STALLINGS – Leaders in Stallings will pull money from the town’s general fund to pay for almost $1.3 million in various projects during the coming fiscal year. It’s a process some in town say needs to stop, and the creation of a capital investment fund could accomplish that.
Currently, the town plans to pay for infrastructure projects such as improvements to the Potter and Pleasant Plains roads intersection out of the fund balance – a type of rainy-day savings account towns create for emergency spending. Mayor Lynda Paxton and some others on council want to see Stallings move away from that process.
“The mayor is the one who is leading the charge, and I think her concern is we wouldn’t be formally allocating those funds we have listed in the capital improvement plan,” town manager Brian Matthews said. “What a capital reserve fund does is protects those funds from being spent on operational needs.”
Nearby Indian Trail recently created a capital reserve fund – with the help of a 4-cent tax increase. What Stallings is considering could be similar.
According to Matthews, Paxton has pushed for the creation of a capital reserve fund for many years. The discussion is now on the table because, until recently, there was no formal investment plan presented to the council to be adopted. But Stallings could adopt the five-year capital improvement plan next week, meaning the town needs to figure out how to pay for those projects.
If created, the reserve fund would not affect any projects proposed for this next fiscal year. Those projects include the completion of Stallings Park, the Pleasant Plains and Potter roads streetscape improvements, two sidewalk projects, possible improvements to Blair Mill Park and any potential street resurfacing projects.
Improvements to the intersection of Pleasant Plains and Potter roads is the most extensive capital project on the list for the coming year. It will total around $2 million, which will include money from the town’s fund balance.
Council is currently working to create a capital project ordinance to help reserve money for the project, something Matthews said has a lot of council members concerned about also creating the capital reserve fund at this time.
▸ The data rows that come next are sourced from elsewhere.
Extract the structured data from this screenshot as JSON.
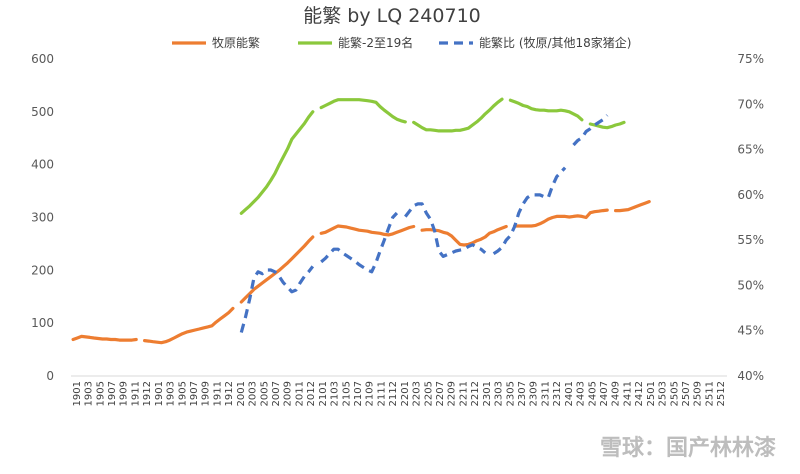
{
  "chart_data": {
    "type": "line",
    "title": "能繁 by LQ 240710",
    "y_left": {
      "ylim": [
        0,
        600
      ],
      "ticks": [
        "0",
        "100",
        "200",
        "300",
        "400",
        "500",
        "600"
      ]
    },
    "y_right": {
      "ylim": [
        40,
        75
      ],
      "ticks": [
        "40%",
        "45%",
        "50%",
        "55%",
        "60%",
        "65%",
        "70%",
        "75%"
      ]
    },
    "x_tick_labels": [
      "1901",
      "1903",
      "1905",
      "1907",
      "1909",
      "1911",
      "1912",
      "1901",
      "1903",
      "1905",
      "1907",
      "1909",
      "1911",
      "1912",
      "2001",
      "2003",
      "2005",
      "2007",
      "2009",
      "2011",
      "2012",
      "2101",
      "2103",
      "2105",
      "2107",
      "2109",
      "2111",
      "2112",
      "2201",
      "2203",
      "2205",
      "2207",
      "2209",
      "2211",
      "2212",
      "2301",
      "2303",
      "2305",
      "2307",
      "2309",
      "2311",
      "2312",
      "2401",
      "2403",
      "2405",
      "2407",
      "2409",
      "2411",
      "2412",
      "2501",
      "2503",
      "2505",
      "2507",
      "2509",
      "2511",
      "2512"
    ],
    "series": [
      {
        "name": "牧原能繁",
        "axis": "left",
        "color": "#ed7d31",
        "dash": "solid",
        "values": [
          69,
          72,
          75,
          74,
          73,
          72,
          71,
          70,
          70,
          69,
          69,
          68,
          68,
          68,
          68,
          69,
          null,
          67,
          66,
          65,
          64,
          63,
          65,
          68,
          72,
          76,
          80,
          83,
          85,
          87,
          89,
          91,
          93,
          95,
          102,
          108,
          114,
          120,
          128,
          null,
          140,
          148,
          156,
          164,
          170,
          176,
          182,
          188,
          194,
          200,
          207,
          214,
          222,
          230,
          238,
          246,
          255,
          263,
          null,
          270,
          272,
          276,
          280,
          284,
          283,
          282,
          280,
          278,
          276,
          275,
          274,
          272,
          271,
          270,
          268,
          267,
          269,
          272,
          275,
          278,
          281,
          283,
          null,
          276,
          277,
          277,
          276,
          275,
          272,
          270,
          265,
          257,
          249,
          248,
          249,
          252,
          256,
          259,
          263,
          270,
          273,
          277,
          280,
          283,
          null,
          284,
          284,
          284,
          284,
          284,
          285,
          288,
          292,
          297,
          300,
          302,
          302,
          302,
          301,
          302,
          303,
          302,
          300,
          309,
          311,
          312,
          313,
          314,
          null,
          313,
          313,
          314,
          315,
          318,
          321,
          324,
          327,
          330,
          null,
          null,
          null,
          null,
          null,
          null,
          null,
          null,
          null,
          null,
          null,
          null,
          null,
          null,
          null,
          null,
          null,
          null
        ]
      },
      {
        "name": "能繁-2至19名",
        "axis": "left",
        "color": "#8bc83c",
        "dash": "solid",
        "values": [
          null,
          null,
          null,
          null,
          null,
          null,
          null,
          null,
          null,
          null,
          null,
          null,
          null,
          null,
          null,
          null,
          null,
          null,
          null,
          null,
          null,
          null,
          null,
          null,
          null,
          null,
          null,
          null,
          null,
          null,
          null,
          null,
          null,
          null,
          null,
          null,
          null,
          null,
          null,
          null,
          308,
          315,
          322,
          330,
          338,
          348,
          358,
          370,
          383,
          400,
          415,
          430,
          448,
          458,
          468,
          478,
          490,
          500,
          null,
          508,
          512,
          516,
          520,
          523,
          523,
          523,
          523,
          523,
          523,
          522,
          521,
          520,
          518,
          510,
          503,
          497,
          491,
          486,
          483,
          481,
          null,
          480,
          475,
          470,
          466,
          466,
          465,
          464,
          464,
          464,
          464,
          465,
          465,
          467,
          469,
          475,
          481,
          488,
          496,
          503,
          511,
          518,
          524,
          null,
          522,
          519,
          516,
          512,
          510,
          506,
          504,
          503,
          503,
          502,
          502,
          502,
          503,
          502,
          500,
          496,
          492,
          485,
          null,
          477,
          475,
          473,
          471,
          470,
          472,
          475,
          477,
          480,
          null,
          null,
          null,
          null,
          null,
          null,
          null,
          null,
          null,
          null,
          null,
          null,
          null,
          null,
          null,
          null,
          null,
          null
        ]
      },
      {
        "name": "能繁比 (牧原/其他18家猪企)",
        "axis": "right",
        "color": "#4472c4",
        "dash": "dashed",
        "values": [
          null,
          null,
          null,
          null,
          null,
          null,
          null,
          null,
          null,
          null,
          null,
          null,
          null,
          null,
          null,
          null,
          null,
          null,
          null,
          null,
          null,
          null,
          null,
          null,
          null,
          null,
          null,
          null,
          null,
          null,
          null,
          null,
          null,
          null,
          null,
          null,
          null,
          null,
          null,
          null,
          44.8,
          46.5,
          48.5,
          50.8,
          51.5,
          51.3,
          51.7,
          51.7,
          51.5,
          51.0,
          50.3,
          49.8,
          49.3,
          49.5,
          50.3,
          51.0,
          51.5,
          52.1,
          null,
          52.6,
          53.0,
          53.5,
          54.0,
          54.0,
          53.6,
          53.3,
          53.0,
          52.7,
          52.3,
          52.0,
          51.7,
          51.5,
          52.5,
          53.8,
          55.0,
          56.3,
          57.5,
          58.0,
          null,
          57.6,
          58.2,
          58.8,
          59.0,
          59.0,
          58.0,
          57.3,
          56.0,
          53.8,
          53.2,
          53.4,
          53.6,
          53.8,
          53.9,
          54.0,
          54.3,
          54.5,
          54.2,
          54.0,
          53.6,
          null,
          53.5,
          53.8,
          54.2,
          55.0,
          55.5,
          56.5,
          58.0,
          59.0,
          59.7,
          60.0,
          60.0,
          60.0,
          59.8,
          59.7,
          61.0,
          62.0,
          62.5,
          63.0,
          null,
          65.5,
          66.0,
          66.3,
          67.0,
          67.3,
          67.7,
          68.0,
          68.3,
          68.8,
          null,
          null,
          null,
          null,
          null,
          null,
          null,
          null,
          null,
          null,
          null,
          null,
          null,
          null,
          null,
          null,
          null,
          null
        ]
      }
    ],
    "legend": "top"
  },
  "watermark": "雪球：国产林林漆"
}
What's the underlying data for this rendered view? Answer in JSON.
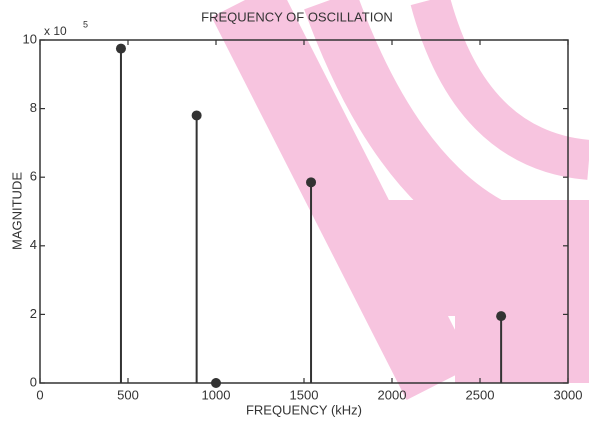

“At the last meeting (council) had some concerns about the capital project ordinance that we are adopting,” Matthews said. “… When you put the money in a capital reserve fund, it’s not available to use anymore.”
With money tied up in the ordinance for the intersection improvements and other funds placed in the capital reserve fund, some council members are concerned too much of the town’s resources would be tied up in capital projects if an emergency arose, according to Matthews.
“If we commit even more money, then that means our ability to absorb any ups and downs is limited,” Matthews said.
Paxton disagrees, and thinks the town shouldn’t use money from the general fund to cover expenses related to capital projects.
Currently the budget includes about $5.8 million for regular town expenditures, $1,171,000 for the intersection improvements and $68,200 for the completion of Stallings Park. The budget for fiscal year 2012-13 was $5.3 million. Council is not proposing any tax or fee increases for the coming year to make up the difference.
In addition to discussing and possibly adopting the CIP and budget for fiscal year 2013-14, council members also could discuss the creation of a capital reserve fund during their next meeting. The meeting will take place Monday, June 24, at 7 p.m. at the Stallings Town Hall, 315 Stallings Road.